This year has already proven to be a game-changer in the next generation performance for artificial intelligence, as the race continues to solve the challenges of scalable deep learning. Most popular deep learning frameworks today can scale to multiple GPUs in a server, but its difficult with multiple servers with GPUs.
This is challenge in particular is where Mellanox has been the clear leader as the only interconnect solution able to deliver the needed performance and offload capabilities to unlock the power of scalable AI.
IBM Research just announced their amazing achievement in unprecedented performance and close to ideal scaling with new distributed deep learning software which achieved record communication overhead and 95% scaling efficiency on the Caffe deep learning framework with Mellanox InfiniBand and over 256 NVIDIA GPUs in 64 IBM Power systems.
With the IBM DDL (Distributed Deep Learning) library, it took just 7 hours to train ImageNet-22K using ResNet-101. From 16 days down to 7 hours changes the workflow of data scientists.

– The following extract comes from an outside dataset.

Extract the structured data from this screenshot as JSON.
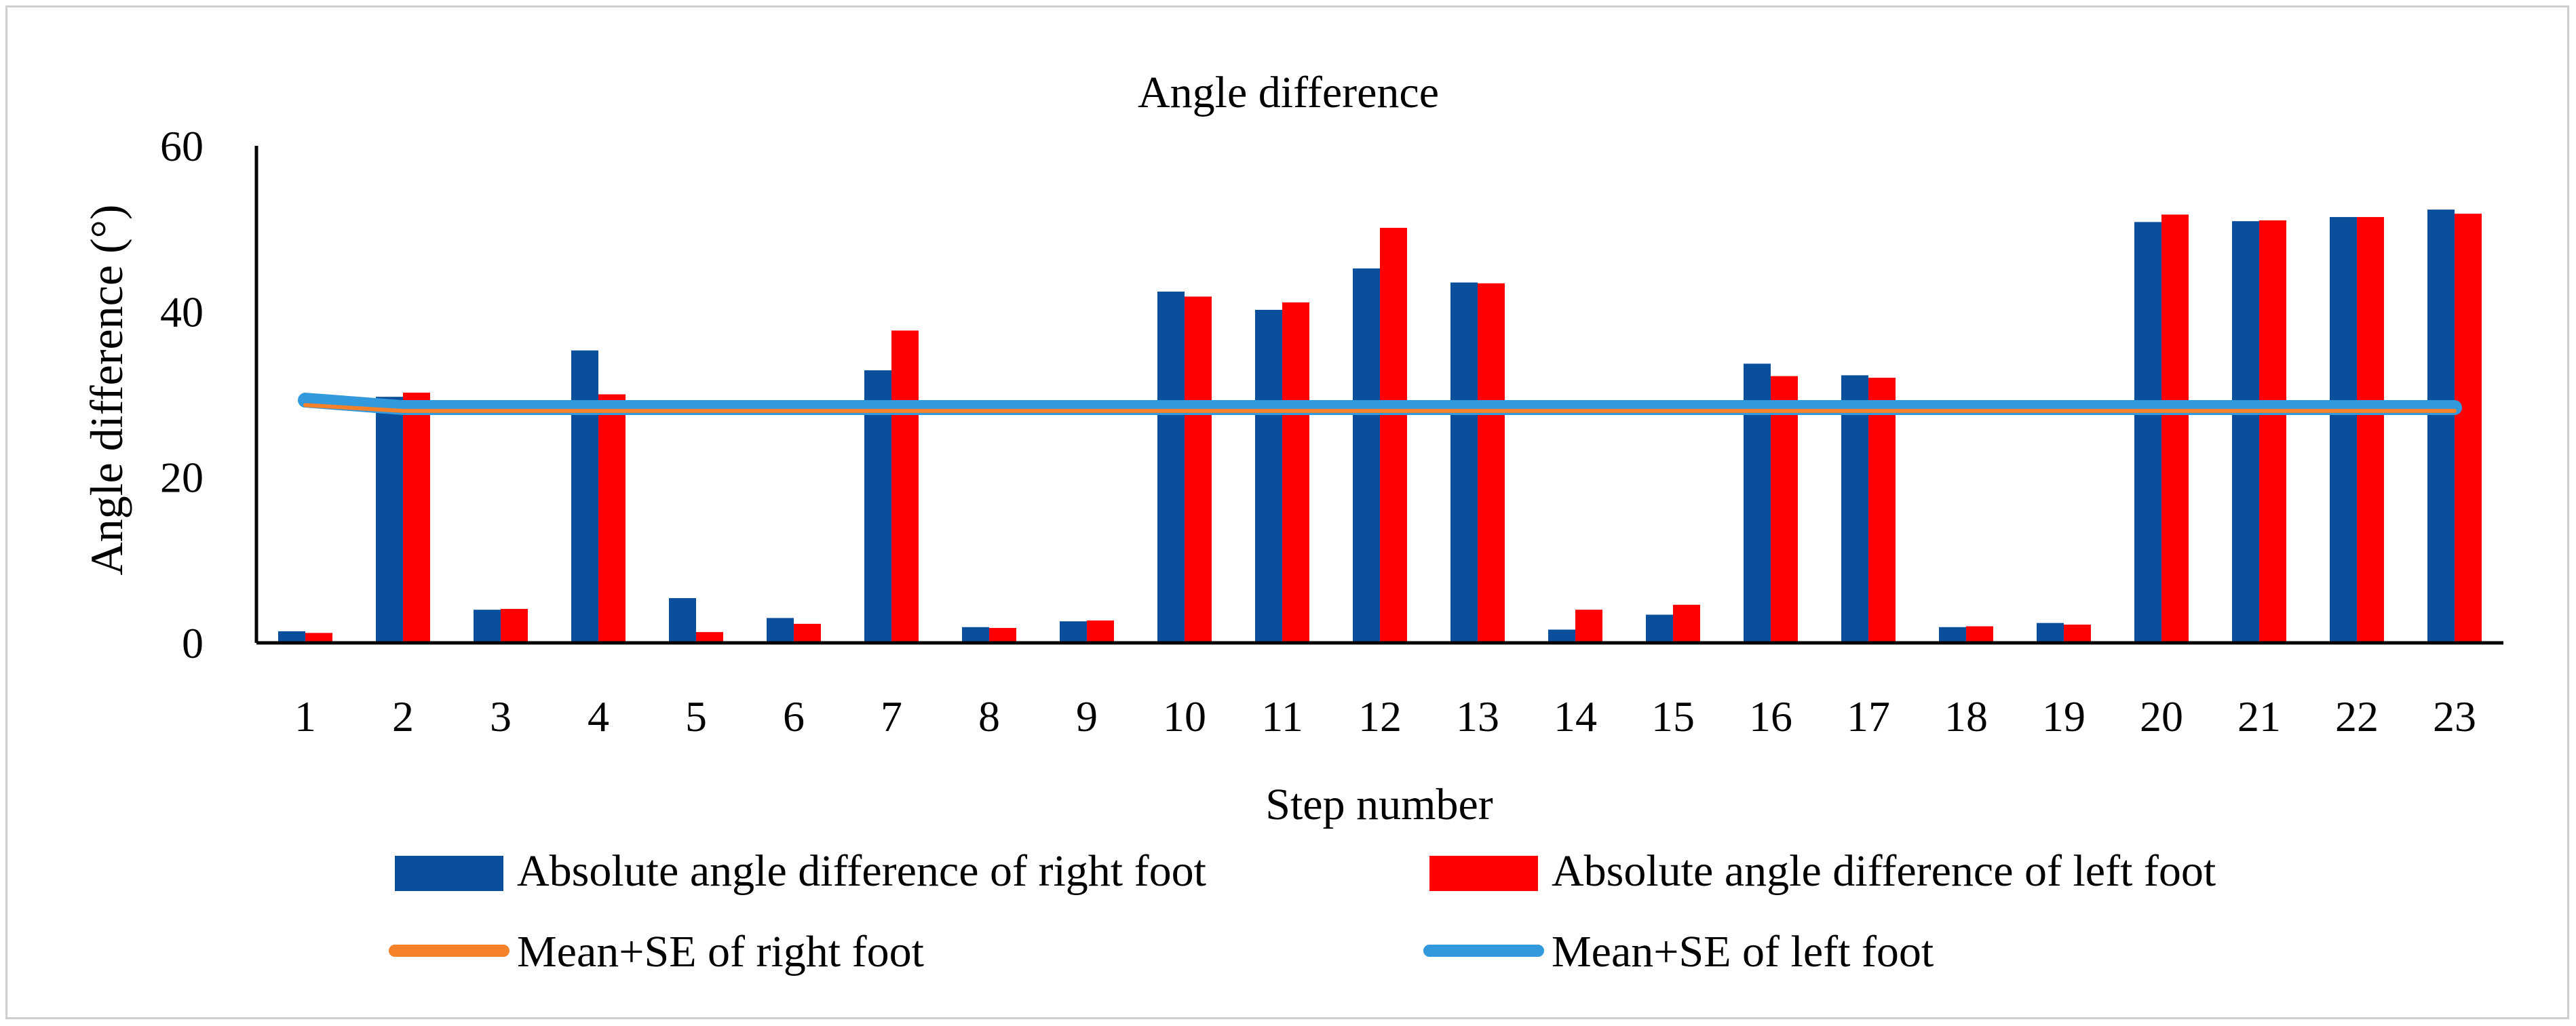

You can read more at the IBM blogs : https://www.ibm.com/blogs/research/2017/08/distributed-deep-learning/ and https://www.ibm.com/blogs/systems/scaling-tensorflow-and-caffe-to-256-gpus/
And download the whitepaper here : https://arxiv.org/abs/1708.02188
A technical preview of this IBM Research Distributed Deep Learning code is available today in IBM PowerAI 4.0 distribution for TensorFlow and Caffe.